Il tema della cultura finanziaria è fondamentale anche per via dello scenario attuale del trading online in Italia. Secondo Gian Paolo Bazzani, amministratore delegato di Saxo Bank, «il mercato sta entrando in una nuova fase. Se prima era nell'infanzia, adesso si può dire che sia nell'adolescenza. Da un lato c'è l'offerta dei grandi operatori tradizionali con le loro piattaforme; dall'altro lato, c'è invece un proliferare di piccoli e medi operatori esteri che si specializzano spesso su prodotti un po' più sofisticati come le valute, il Forex, i Cfd. Per questi ultimi l'espansione in Italia è relativamente poco costosa, perché è molto più semplice tradurre un sito web in italiano piuttosto che aprire una vera rete di sportelli fisici».

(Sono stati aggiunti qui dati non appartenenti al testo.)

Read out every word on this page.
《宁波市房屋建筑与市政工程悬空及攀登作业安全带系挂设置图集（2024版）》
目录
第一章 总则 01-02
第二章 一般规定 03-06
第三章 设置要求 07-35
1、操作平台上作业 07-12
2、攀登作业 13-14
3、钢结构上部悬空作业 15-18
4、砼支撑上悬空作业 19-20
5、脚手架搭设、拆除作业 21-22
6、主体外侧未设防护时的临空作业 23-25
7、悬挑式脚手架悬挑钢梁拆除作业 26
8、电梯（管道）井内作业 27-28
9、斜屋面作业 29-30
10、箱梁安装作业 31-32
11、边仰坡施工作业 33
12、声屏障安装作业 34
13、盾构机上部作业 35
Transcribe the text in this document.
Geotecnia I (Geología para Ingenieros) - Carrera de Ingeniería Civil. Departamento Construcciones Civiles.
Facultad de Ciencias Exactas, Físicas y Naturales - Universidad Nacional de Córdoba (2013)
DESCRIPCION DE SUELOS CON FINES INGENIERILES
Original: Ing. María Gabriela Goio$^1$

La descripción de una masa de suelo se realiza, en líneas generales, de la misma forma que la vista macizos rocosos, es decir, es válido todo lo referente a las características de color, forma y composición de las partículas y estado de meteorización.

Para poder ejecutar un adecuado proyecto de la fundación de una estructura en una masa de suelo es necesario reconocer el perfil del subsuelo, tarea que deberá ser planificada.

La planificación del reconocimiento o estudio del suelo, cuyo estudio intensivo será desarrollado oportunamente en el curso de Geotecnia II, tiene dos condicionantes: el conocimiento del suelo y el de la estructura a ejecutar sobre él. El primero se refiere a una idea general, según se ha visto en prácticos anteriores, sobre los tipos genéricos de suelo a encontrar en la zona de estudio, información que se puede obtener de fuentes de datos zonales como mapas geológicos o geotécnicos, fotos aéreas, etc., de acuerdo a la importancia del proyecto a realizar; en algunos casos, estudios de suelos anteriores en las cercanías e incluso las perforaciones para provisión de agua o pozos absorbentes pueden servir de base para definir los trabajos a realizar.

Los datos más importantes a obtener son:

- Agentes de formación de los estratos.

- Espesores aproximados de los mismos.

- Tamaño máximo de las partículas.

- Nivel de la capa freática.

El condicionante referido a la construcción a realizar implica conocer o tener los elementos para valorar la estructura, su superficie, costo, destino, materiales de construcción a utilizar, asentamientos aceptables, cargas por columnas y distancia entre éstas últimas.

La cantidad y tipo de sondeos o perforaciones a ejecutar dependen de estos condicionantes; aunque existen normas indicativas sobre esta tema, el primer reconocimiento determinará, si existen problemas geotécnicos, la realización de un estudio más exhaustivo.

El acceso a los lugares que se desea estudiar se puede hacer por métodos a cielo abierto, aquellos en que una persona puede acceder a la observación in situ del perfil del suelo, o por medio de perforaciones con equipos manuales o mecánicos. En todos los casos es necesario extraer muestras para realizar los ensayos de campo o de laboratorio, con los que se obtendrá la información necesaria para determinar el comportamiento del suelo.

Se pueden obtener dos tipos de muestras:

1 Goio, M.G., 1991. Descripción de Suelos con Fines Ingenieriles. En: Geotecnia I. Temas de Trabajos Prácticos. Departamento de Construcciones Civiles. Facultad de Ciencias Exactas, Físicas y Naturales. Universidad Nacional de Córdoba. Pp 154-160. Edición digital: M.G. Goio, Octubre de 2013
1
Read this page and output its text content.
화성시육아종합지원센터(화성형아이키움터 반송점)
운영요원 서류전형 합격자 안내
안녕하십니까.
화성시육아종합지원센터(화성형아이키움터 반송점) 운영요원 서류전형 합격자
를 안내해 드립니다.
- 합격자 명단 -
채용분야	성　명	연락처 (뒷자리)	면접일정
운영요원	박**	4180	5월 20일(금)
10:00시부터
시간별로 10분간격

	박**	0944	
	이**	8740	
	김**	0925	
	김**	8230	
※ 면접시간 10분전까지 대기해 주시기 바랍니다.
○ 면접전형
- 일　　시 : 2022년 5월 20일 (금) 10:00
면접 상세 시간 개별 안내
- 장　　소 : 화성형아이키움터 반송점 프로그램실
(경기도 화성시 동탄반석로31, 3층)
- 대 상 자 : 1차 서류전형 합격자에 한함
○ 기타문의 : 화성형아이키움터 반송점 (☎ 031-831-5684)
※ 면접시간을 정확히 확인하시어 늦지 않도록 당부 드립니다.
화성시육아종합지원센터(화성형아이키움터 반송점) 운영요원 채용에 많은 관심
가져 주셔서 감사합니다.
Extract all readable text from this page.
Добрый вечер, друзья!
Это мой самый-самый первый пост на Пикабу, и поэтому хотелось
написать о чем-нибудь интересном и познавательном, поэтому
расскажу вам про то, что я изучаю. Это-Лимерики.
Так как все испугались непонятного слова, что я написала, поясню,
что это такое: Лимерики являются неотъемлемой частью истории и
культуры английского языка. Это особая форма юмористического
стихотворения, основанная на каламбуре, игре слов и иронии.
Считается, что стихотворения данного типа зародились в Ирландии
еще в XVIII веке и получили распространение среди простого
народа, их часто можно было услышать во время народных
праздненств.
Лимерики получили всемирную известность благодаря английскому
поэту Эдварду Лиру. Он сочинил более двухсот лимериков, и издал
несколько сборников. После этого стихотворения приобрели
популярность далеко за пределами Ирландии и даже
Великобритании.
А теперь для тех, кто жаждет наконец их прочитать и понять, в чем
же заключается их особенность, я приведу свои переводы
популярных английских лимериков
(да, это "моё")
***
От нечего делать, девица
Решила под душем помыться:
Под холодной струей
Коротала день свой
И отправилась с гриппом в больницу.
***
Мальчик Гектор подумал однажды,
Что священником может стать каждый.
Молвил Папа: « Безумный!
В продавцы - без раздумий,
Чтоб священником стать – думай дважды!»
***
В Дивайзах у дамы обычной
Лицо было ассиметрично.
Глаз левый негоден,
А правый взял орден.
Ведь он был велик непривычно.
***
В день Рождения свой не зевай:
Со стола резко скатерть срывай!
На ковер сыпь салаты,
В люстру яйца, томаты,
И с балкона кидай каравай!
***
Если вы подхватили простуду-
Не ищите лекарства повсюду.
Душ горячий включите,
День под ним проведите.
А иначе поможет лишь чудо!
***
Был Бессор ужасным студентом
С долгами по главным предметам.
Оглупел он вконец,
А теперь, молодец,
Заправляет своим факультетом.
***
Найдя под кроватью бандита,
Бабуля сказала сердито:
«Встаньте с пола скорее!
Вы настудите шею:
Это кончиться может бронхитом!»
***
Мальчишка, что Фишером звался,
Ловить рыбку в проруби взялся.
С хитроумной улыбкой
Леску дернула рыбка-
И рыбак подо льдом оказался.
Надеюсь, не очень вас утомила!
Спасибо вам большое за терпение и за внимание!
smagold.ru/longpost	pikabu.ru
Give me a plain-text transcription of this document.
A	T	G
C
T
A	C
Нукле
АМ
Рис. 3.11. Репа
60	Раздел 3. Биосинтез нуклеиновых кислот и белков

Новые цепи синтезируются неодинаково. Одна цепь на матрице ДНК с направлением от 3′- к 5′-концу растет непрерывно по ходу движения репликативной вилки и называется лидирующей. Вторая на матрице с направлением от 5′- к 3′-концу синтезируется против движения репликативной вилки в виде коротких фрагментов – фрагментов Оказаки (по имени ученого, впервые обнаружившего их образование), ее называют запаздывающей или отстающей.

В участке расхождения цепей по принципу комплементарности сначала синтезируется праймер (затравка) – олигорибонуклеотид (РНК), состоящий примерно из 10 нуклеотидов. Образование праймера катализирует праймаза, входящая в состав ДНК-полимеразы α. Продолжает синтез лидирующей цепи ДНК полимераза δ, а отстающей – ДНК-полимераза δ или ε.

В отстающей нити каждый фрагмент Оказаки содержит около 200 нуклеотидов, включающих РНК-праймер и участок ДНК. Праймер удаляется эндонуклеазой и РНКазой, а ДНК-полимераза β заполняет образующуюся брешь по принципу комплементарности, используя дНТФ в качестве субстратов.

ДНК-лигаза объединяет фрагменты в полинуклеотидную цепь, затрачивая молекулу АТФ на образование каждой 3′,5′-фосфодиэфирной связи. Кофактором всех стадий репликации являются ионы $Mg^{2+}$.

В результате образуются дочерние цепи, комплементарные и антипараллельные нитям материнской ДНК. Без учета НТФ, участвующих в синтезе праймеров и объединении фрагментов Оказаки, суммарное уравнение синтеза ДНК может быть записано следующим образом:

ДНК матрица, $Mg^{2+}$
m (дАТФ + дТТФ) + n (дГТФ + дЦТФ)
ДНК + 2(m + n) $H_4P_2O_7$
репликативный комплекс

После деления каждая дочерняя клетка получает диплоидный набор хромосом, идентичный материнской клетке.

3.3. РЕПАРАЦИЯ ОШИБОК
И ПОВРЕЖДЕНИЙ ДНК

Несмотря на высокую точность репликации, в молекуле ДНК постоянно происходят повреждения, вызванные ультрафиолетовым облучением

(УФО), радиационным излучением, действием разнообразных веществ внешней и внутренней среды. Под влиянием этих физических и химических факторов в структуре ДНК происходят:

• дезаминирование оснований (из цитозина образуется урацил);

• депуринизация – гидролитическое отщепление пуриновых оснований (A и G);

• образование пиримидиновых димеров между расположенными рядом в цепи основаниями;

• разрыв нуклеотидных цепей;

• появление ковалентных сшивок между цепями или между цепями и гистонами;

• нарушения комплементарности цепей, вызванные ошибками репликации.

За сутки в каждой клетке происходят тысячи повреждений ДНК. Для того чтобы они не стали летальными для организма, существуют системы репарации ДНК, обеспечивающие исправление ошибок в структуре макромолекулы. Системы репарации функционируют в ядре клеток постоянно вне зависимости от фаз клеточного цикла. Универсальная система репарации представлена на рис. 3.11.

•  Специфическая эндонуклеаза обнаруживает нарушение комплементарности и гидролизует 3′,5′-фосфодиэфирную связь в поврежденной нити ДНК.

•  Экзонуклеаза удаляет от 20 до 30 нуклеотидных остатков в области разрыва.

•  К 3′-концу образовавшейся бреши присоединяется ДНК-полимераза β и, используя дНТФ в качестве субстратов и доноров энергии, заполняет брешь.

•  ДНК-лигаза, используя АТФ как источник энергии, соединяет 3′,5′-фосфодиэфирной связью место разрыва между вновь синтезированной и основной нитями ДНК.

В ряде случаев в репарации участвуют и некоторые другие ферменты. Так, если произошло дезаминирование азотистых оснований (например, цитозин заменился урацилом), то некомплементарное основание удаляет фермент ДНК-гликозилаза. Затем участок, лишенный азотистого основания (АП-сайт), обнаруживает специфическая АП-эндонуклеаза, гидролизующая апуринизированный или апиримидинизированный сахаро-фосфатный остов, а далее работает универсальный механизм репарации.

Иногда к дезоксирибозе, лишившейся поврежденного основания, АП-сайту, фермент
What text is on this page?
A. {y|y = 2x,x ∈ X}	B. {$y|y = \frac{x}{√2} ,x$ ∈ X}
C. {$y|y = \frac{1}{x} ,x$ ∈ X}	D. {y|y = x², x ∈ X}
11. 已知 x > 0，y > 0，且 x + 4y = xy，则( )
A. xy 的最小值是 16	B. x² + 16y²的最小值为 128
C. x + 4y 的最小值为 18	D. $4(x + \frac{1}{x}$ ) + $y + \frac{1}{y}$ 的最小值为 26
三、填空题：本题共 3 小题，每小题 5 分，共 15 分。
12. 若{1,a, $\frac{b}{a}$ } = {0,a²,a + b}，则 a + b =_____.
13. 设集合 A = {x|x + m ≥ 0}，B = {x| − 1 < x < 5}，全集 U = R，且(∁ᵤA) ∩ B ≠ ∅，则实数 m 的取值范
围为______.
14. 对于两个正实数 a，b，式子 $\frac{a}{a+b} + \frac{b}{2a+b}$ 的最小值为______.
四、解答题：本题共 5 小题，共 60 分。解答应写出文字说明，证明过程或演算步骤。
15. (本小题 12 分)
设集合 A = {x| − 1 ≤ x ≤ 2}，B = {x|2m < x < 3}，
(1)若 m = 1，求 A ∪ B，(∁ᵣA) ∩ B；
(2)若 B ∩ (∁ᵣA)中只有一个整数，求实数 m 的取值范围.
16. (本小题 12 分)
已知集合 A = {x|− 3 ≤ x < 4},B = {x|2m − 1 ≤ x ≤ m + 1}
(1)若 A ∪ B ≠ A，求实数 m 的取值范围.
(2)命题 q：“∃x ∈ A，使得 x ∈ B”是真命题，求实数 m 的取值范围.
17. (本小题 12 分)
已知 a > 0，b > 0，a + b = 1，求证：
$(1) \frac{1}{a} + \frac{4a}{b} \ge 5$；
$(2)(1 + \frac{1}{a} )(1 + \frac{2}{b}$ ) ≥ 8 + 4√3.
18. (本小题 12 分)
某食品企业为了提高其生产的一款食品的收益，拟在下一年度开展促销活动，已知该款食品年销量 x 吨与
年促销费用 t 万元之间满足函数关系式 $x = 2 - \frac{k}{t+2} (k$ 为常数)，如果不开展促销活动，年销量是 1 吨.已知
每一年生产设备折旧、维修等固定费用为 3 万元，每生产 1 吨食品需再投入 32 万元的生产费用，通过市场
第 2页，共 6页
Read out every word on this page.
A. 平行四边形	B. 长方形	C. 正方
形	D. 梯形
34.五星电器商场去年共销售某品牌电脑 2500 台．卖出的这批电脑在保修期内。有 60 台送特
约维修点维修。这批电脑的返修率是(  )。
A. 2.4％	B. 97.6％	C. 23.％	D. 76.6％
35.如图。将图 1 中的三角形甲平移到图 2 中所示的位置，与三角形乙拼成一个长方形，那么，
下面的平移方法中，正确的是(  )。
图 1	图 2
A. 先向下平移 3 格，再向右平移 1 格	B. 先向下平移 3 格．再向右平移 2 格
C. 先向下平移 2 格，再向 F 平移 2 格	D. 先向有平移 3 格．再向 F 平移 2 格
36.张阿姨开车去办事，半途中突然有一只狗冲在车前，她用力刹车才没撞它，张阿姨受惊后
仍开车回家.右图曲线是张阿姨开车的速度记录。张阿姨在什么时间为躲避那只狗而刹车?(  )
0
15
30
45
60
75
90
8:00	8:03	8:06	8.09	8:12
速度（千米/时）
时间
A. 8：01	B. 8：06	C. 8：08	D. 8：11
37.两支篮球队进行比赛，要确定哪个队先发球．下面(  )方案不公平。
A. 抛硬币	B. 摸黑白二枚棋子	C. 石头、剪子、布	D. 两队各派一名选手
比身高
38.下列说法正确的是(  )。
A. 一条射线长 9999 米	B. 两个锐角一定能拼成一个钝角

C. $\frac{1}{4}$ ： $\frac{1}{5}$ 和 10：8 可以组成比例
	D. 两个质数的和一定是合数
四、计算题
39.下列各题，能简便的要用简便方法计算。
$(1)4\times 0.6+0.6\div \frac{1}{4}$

Questa tendenza non è priva di controindicazioni per i clienti italiani: «Alcuni piccoli operatori – commenta Bazzani – offrono soglie di accesso minimali e hanno uno stile di comunicazione con il cliente che promuove l'idea di un guadagno facile per tutti. Ma questo è un nonsense pericoloso che fa leva sulla scarsa cultura finanziaria media del mercato italiano». Proprio per questa ragione è tanto più importante curare l'istruzione degli investitori retail del trading online.
Per quanto riguarda invece le macrotendenze di investimento, Bazzani afferma: «La crescita costante dei volumi del trading online, che per Saxo Bank sono aumentati del 37% nel corso del 2010, mostra come i clienti siano probabilmente sempre più delusi dagli approcci delle banche tradizionali che sono spesso monoprodotto e promuovono quasi esclusivamente le proprie soluzioni. Il cliente quindi decide di cercare una vera consulenza o piuttosto punta a fare da solo. In tal caso si avvicina dapprima agli asset class che conosce, come l'azionario Italia, per poi passare ai mercati meno noti partendo però da quelli percepiti come meno rischiosi». Tutti questi fattori spiegano ad esempio il successo degli Etf: «Prodotti semplici, trasparenti, il cui valore aggiunto sta proprio nella possibilità per l'investitore di scegliere i singoli "mattoni" con cui costruire la propria asset allocation», conclude Bazzani.